Continental spokeswoman Kristin Thomas wrote in a text message to The Journal Record that the company does not comment on litigation. The driller previously disclosed in regulatory filings that it would be difficult to estimate the total damages for the lawsuit. It increased the damages from $57 million at the end of the year to $60.6 million at the end of March, to reflect additional settlement obligations from the passage of time, according to regulatory documents.

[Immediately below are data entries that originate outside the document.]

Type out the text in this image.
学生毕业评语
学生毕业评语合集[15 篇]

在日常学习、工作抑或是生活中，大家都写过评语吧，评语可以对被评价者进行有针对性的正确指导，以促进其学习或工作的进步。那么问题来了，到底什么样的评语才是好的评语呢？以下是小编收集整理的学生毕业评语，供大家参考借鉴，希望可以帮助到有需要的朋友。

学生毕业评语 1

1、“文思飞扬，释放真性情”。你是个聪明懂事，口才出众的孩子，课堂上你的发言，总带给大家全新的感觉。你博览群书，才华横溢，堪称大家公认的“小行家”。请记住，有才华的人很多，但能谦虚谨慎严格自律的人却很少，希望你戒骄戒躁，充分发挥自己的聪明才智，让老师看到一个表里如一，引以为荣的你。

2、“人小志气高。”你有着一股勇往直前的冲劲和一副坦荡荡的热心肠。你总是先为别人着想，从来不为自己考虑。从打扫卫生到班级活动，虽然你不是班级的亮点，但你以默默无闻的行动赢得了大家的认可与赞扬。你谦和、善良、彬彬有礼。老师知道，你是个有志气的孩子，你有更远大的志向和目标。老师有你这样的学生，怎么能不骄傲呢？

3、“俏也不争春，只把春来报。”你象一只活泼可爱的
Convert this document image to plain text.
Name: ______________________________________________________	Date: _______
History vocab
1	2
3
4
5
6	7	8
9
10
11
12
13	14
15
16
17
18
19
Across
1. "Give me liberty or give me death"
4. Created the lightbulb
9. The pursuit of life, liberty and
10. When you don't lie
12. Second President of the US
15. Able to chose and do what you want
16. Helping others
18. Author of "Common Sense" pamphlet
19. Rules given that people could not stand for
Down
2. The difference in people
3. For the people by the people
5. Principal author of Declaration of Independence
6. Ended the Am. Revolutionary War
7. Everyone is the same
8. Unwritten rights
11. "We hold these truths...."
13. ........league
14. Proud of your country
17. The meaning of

NARO Executive Director Jerry Simmons declined to discuss the Strack settlement but said that in general, members across the nation face different challenges when it comes to lease agreements and deduction charges. Some royalty owners in Pennsylvania receive negative checks for their mineral payments, though companies don’t ask a royalty owner to pay the operator.

“We had a dairy farmer in Pennsylvania who had 3 (billion cubic feet) of gas come off his lease in three months and had a negative royalty,” Simmons said. “When it is a negative check, that is an absurd deduction.”

Pennsylvania has a statute requiring a minimum 12.5-percent royalty be paid to the mineral owner. But there’s not enough clarity in the statute to establish whether that is net or gross, Simmons said. It underscores the need for mineral owners to be fully informed when they lease their minerals, he said. Howell agreed. Often royalty owners focus on the bonuses and don’t pay enough attention to the details and definitions in the lease contracts.

“Post-production deductions are very complex and too often, I see some simple things people haven’t paid attention to,” Howell said. “They’re tough to define, that’s why we’re having these cases on them.”

The opt-out period for the class was May 17. A fairness hearing is scheduled for June 1. The final settlement date is set for June 11.